Sunday, March 20, 2011

OOP with Objective - C

Object-oriented development environments consist of at least three parts:
  • A library of objects

  • A set of development tools

  • An object-oriented programming language and support library

The Objective-C language is a programming language designed to enable sophisticated object-oriented programming. Objective-C is defined as a small but powerful set of extensions to the standard ANSI C language.
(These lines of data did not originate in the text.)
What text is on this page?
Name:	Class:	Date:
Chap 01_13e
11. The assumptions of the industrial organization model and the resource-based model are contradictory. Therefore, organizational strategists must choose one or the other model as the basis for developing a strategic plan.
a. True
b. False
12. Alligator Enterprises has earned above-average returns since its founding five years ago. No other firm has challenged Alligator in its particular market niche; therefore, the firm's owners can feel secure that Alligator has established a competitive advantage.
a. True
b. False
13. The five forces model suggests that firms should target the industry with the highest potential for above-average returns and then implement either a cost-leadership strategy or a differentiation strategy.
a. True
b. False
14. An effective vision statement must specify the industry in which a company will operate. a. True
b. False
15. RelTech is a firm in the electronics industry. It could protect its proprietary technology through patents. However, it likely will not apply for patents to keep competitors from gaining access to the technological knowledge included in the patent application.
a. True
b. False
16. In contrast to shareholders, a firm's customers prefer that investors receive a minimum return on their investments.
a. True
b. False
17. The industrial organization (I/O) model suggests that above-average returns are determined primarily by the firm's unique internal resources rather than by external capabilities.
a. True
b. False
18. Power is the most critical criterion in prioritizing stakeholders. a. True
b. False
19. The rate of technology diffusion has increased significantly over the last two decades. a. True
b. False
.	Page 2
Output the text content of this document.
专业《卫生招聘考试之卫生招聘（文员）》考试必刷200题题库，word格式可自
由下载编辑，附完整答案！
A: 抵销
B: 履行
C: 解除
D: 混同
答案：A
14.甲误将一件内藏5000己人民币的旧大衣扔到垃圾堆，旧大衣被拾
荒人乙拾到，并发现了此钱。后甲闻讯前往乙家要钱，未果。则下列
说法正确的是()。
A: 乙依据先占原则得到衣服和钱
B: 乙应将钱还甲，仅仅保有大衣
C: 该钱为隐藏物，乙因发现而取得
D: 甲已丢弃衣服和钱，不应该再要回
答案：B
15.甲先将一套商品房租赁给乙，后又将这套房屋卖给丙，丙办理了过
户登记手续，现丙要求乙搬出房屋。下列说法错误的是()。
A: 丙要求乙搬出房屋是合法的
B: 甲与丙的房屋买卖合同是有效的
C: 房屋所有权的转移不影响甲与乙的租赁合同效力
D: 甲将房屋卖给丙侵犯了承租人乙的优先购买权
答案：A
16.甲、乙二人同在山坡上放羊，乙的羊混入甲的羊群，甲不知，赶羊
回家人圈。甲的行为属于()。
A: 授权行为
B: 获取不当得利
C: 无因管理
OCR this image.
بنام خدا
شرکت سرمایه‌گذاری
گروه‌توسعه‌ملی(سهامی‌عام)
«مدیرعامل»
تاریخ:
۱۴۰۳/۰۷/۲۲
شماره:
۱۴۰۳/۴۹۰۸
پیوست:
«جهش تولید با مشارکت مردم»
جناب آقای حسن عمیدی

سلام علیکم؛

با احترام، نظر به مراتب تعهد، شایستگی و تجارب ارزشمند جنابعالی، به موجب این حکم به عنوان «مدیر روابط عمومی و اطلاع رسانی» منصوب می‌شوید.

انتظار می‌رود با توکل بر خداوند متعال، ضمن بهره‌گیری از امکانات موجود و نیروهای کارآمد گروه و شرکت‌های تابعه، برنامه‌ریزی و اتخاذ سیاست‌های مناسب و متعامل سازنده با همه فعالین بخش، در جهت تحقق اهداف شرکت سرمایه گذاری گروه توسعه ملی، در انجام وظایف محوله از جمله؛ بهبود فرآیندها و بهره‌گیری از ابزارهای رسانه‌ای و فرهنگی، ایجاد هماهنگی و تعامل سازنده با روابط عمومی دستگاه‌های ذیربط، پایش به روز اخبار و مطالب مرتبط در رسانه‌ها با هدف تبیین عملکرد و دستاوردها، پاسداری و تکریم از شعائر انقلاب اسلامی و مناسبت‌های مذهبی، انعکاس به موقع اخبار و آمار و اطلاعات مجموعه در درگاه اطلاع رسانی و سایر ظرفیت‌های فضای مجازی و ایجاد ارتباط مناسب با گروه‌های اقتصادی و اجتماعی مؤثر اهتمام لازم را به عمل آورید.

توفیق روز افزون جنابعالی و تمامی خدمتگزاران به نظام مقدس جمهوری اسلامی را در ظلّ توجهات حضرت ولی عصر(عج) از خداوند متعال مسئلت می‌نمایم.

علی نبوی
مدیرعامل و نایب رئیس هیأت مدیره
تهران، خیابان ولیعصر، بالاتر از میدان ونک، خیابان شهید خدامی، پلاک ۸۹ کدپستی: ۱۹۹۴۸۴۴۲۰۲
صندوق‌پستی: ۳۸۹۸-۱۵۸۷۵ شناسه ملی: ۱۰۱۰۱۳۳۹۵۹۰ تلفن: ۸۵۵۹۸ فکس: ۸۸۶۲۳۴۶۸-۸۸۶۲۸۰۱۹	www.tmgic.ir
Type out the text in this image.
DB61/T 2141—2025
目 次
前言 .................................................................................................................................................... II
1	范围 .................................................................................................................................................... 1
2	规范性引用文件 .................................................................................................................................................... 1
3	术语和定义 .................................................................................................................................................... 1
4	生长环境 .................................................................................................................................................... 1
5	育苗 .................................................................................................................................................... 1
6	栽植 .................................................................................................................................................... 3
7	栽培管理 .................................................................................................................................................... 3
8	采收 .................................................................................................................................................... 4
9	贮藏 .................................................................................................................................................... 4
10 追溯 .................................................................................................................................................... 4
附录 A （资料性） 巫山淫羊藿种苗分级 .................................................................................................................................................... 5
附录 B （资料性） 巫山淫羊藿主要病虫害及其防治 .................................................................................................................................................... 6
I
Objects, Classes, and Messaging

The Objective-C language defers as many decisions as it can from compile time and link time to runtime.

Why Objective-C?

Objective-C is a fundamentally simple language. Its syntax is small, unambiguous, and easy to learn.
Objective-C is very dynamic.
  • Objective-C supports an open style of dynamic binding, a style that can accommodate a simple architecture for interactive user interfaces. Messages are not necessarily constrained by either the class of the receiver or even the method name, so a software framework can allow for user choices at runtime and permit developers freedom of expression in their design. (Terminology such as dynamic binding, message, class, and receiver are explained in due course in this document.)

  • Dynamism enables the construction of sophisticated development tools. An interface to the runtime system provides access to information about running applications, so it’s possible to develop tools that monitor, intervene, and reveal the underlying structure and activity of Objective-C applications.